In JBuilder 3.5 we could already use CVS integrated into the IDE. In the samples folder we could find a OpenTools library with CVS support. But in JBuilder 4 the support is much more integrated into the IDE. We have a special Team menu option on the main menubar, which include options for checking out, replacing, updating files in a CVS repository. But there is more. The content pane includes a History tab, which lists different versions of the source file we are working on. We can see in the differences between versions and easily revert back to a previous version. If we don't have CVS installed (or we are not using the Enterprise edition) we can still use this feature. JBuilder 4 will save a number of backup files (we can change the number of files saved) of a source file and this list can be used in the History overview. Project files are separated in a private and shared path. The private path will have breakpoints, window positions and the shared path libraries, compiler settings. The share project files can be shared among multiple developers who work on the same project. Also settings for libraries and JDK versions are separated into different parts, so it is easier to exchange this information between developers.

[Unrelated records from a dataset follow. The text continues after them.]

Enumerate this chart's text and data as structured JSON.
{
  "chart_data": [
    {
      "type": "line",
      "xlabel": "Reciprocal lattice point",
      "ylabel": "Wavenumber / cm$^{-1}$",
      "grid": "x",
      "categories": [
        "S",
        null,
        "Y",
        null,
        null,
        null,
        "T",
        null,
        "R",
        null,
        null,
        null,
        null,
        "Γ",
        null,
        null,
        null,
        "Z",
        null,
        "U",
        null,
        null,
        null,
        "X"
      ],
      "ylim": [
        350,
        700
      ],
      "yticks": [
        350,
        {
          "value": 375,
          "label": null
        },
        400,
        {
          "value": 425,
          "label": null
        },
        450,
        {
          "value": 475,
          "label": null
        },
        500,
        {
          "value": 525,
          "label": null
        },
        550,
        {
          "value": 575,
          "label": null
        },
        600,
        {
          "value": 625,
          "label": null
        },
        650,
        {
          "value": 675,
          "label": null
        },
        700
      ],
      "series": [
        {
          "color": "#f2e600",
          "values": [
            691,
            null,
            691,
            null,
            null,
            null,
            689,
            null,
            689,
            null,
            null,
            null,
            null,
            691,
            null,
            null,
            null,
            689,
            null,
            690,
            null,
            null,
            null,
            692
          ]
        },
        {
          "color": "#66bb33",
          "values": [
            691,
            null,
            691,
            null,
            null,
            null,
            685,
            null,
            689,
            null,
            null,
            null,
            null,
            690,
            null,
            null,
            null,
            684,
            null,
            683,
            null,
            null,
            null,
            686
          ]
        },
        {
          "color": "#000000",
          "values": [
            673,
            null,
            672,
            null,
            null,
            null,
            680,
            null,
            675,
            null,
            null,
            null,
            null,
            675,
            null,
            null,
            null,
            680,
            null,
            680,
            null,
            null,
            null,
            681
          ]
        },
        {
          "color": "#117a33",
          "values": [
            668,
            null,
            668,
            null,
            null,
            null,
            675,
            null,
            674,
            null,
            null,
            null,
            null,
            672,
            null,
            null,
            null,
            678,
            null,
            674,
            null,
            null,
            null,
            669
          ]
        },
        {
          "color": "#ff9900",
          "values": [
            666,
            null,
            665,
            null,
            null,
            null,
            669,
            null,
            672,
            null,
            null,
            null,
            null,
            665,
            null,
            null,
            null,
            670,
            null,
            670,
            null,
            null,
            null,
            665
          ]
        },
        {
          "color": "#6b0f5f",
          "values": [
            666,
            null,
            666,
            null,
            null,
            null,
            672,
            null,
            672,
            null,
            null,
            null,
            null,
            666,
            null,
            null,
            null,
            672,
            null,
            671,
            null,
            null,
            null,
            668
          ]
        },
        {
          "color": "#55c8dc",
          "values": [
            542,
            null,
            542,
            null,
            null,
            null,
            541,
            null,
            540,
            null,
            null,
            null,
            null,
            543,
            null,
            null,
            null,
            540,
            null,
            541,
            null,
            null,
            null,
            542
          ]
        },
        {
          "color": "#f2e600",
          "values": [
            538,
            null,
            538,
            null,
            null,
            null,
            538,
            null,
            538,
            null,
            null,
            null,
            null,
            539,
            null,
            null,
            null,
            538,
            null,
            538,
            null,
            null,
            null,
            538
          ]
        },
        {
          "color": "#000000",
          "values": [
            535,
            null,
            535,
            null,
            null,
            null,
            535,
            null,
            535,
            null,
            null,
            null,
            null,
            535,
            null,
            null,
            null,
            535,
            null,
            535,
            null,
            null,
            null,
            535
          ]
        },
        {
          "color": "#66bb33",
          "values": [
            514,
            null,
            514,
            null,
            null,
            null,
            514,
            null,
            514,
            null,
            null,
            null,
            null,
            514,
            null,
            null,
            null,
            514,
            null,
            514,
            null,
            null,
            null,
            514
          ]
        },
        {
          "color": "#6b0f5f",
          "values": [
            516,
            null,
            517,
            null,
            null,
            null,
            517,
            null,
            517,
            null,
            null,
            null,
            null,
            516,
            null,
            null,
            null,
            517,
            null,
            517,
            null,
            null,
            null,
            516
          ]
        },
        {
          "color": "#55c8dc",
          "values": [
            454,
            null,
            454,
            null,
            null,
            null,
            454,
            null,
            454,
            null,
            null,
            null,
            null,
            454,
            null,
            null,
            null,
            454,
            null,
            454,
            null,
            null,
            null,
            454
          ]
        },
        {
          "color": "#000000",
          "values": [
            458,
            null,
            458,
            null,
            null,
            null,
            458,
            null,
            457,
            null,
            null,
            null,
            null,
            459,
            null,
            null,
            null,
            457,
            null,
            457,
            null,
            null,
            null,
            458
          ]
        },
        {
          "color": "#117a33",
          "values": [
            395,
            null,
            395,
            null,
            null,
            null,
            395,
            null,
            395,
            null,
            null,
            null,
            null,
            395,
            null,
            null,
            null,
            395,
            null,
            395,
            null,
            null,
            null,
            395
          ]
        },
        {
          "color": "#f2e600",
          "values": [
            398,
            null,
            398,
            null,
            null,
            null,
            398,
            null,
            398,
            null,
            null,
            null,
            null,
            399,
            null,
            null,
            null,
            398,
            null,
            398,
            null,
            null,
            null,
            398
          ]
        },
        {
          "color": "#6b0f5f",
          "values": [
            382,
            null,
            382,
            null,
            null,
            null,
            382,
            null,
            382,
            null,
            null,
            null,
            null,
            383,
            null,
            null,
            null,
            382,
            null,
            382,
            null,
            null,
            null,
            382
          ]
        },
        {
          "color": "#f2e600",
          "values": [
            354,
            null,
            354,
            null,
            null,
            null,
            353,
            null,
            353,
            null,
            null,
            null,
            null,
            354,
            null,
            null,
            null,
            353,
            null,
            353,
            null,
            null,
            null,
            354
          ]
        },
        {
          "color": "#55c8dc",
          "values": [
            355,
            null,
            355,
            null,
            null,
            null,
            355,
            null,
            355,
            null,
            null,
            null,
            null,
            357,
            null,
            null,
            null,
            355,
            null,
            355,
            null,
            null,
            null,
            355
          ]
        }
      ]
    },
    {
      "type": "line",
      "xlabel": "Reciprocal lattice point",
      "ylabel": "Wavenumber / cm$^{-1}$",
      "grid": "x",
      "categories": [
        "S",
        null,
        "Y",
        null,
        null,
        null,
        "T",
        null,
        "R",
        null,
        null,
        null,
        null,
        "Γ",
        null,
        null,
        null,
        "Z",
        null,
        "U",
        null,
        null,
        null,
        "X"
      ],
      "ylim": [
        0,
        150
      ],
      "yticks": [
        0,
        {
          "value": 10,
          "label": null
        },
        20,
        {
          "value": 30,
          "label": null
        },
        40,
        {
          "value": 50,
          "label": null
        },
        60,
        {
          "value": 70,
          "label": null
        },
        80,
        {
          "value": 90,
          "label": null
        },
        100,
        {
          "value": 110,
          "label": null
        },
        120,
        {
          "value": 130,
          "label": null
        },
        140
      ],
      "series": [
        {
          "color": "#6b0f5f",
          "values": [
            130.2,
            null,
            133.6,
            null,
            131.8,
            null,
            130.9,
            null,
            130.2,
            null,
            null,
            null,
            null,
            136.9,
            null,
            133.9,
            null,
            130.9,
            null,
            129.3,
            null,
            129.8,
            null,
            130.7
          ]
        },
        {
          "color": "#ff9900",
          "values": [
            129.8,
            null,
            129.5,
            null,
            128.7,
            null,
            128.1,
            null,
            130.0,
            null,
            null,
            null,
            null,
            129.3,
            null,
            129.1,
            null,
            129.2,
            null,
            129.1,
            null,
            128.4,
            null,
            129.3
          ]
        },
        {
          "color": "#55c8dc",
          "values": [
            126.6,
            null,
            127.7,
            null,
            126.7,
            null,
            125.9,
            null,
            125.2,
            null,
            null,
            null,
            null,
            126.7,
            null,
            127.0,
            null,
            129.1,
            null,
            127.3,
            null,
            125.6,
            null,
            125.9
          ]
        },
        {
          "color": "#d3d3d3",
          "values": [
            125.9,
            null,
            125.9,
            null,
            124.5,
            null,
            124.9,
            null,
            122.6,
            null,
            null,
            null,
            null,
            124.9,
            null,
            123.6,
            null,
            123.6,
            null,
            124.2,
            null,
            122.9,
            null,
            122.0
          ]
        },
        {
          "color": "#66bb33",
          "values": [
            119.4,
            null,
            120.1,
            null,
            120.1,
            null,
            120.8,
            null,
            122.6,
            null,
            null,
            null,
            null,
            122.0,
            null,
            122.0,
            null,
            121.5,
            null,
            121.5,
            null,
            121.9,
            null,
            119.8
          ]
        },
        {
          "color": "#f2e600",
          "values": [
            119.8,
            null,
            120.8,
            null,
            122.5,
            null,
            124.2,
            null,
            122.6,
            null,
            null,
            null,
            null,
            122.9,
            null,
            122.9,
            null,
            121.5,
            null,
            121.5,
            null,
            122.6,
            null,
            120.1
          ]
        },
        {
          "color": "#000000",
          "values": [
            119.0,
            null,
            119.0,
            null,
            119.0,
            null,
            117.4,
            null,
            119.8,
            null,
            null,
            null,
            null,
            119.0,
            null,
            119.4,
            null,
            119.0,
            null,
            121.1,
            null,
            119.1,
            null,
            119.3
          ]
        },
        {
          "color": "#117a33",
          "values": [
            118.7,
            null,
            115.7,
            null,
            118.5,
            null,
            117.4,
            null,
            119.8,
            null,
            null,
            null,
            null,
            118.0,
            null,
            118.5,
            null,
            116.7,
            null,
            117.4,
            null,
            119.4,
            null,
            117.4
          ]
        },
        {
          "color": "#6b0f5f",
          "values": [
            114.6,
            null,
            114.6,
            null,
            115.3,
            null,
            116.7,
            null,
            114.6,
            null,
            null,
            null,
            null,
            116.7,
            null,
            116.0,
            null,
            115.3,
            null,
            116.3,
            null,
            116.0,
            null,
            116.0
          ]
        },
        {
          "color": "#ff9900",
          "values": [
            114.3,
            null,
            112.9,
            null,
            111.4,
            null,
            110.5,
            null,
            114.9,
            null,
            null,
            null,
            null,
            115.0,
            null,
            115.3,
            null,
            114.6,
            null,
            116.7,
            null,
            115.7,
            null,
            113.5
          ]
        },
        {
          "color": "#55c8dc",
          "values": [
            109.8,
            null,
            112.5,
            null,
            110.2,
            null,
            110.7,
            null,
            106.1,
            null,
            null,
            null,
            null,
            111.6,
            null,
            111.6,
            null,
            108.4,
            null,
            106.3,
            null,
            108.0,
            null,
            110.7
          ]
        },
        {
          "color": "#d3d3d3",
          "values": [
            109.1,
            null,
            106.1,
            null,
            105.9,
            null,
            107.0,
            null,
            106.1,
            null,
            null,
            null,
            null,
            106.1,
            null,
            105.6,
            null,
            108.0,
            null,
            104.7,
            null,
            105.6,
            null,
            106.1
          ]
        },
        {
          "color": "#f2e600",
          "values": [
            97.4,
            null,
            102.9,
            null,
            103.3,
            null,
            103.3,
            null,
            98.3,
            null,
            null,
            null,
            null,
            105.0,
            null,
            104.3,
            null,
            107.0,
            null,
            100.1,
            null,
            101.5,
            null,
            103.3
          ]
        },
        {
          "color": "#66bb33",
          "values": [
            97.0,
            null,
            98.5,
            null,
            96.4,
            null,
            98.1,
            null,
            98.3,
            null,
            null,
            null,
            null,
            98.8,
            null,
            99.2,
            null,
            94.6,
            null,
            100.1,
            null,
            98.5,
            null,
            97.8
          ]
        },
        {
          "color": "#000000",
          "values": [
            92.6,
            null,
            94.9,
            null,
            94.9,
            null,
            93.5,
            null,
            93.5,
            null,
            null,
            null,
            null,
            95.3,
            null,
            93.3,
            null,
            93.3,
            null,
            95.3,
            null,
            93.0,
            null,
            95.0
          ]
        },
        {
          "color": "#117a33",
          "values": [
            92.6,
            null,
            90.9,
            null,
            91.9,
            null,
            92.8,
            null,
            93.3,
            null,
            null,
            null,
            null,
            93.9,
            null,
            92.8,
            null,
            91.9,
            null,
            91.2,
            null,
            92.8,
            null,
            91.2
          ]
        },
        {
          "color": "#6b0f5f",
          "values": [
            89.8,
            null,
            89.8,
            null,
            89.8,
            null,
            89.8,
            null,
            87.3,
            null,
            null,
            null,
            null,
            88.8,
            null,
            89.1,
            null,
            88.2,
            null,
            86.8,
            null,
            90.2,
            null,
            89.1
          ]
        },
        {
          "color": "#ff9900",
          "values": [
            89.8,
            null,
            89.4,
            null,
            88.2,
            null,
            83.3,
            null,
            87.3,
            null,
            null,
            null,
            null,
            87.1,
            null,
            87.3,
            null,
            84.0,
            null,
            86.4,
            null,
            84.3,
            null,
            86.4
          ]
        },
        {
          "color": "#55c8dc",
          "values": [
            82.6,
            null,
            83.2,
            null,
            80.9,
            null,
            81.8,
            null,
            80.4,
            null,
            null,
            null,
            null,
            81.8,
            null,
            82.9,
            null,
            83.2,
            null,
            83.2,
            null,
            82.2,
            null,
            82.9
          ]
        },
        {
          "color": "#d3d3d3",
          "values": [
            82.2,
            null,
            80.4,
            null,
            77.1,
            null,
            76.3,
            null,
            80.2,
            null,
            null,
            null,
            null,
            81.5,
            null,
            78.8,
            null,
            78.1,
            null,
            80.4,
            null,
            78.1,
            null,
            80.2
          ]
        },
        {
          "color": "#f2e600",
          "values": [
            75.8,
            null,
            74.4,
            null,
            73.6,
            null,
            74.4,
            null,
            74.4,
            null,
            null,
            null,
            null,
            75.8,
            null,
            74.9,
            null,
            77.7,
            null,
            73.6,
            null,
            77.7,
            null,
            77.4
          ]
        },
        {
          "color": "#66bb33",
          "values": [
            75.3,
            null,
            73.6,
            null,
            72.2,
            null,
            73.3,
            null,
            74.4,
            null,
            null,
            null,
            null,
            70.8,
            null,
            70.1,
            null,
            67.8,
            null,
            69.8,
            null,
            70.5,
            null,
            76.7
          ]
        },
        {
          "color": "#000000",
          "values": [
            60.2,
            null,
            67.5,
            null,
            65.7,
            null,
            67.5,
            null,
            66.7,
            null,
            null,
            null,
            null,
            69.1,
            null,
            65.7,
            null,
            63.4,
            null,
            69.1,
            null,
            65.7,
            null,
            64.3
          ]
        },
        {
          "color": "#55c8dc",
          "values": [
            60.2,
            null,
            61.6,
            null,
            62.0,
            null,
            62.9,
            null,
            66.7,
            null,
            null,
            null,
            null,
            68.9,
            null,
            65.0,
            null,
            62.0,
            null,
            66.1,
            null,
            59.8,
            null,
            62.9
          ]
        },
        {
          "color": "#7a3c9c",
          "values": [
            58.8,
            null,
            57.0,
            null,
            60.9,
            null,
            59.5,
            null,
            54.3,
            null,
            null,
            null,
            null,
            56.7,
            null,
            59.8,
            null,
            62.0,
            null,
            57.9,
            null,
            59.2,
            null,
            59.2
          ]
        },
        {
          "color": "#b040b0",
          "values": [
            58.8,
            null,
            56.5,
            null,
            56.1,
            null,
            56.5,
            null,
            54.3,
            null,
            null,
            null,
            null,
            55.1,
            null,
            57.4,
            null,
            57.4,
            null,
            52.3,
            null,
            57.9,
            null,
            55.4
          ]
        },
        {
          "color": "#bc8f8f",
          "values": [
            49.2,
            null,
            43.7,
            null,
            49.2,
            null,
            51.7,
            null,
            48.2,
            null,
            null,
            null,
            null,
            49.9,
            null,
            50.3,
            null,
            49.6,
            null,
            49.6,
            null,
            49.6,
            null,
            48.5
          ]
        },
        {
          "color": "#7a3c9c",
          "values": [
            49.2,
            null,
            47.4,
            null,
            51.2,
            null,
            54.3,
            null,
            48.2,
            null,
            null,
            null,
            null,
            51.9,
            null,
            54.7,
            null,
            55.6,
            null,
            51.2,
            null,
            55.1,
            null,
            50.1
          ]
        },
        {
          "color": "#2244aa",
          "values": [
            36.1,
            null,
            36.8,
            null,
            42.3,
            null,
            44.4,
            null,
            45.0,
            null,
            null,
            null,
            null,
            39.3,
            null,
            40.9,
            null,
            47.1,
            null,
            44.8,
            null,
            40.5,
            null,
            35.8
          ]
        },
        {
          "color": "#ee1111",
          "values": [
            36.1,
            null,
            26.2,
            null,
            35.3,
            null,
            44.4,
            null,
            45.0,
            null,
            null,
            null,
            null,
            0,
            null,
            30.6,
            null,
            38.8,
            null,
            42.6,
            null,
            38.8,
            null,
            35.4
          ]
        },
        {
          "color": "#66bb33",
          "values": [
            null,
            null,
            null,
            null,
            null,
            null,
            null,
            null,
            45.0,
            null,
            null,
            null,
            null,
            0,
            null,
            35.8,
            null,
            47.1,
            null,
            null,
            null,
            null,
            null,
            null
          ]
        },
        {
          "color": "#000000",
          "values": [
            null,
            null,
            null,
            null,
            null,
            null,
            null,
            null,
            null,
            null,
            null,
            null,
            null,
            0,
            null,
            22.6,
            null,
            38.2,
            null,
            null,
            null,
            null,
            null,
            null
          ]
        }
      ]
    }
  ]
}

See also our entire article on JBuilder 4 Team Development.
With JBuilder it is easy to write Java servlets and Java Server Pages. And we can not only develop them in the IDE, but also debug the servlets. And in the Enterprise edition we can even debug Java Server Pages. Even the CodeInsight feature works in Java Server Pages. A new set of components, HTML Express, is included with JBuilder 4. These components include a PageProducer component and HTML components which can display data from a database. The components are also available as JSP tag library. It will be easy to create web applications using these components
Support for EJB is available in the Enterprise edition. The IDE integrates with the Inprise Application Server and BEA's WebLogic Application Server. Different wizards are available to start creating Enterprise JavaBeans. The most impressive wizard is the EJB entity bean modeler. Using simple click and point we can create an entity EJB which will encapsulate data from different tables:
Debugging of the beans is done from within the IDE. The Inprise Application Server is written completely in Java and this feature is used to debug the EJB in the JBuilder 4 IDE. Deploying can also be done using simple wizards.
JBuilder 4 has become a more complete Java IDE and now contains almost everything we need to create Java applications for client and server platforms. The Professional edition is already packed and contains everything to develop Java applications and web applications. But if we develop Enterprise JavaBeans we need the Enterprise edition, because it contains good support for developing Enterprise JavaBeans.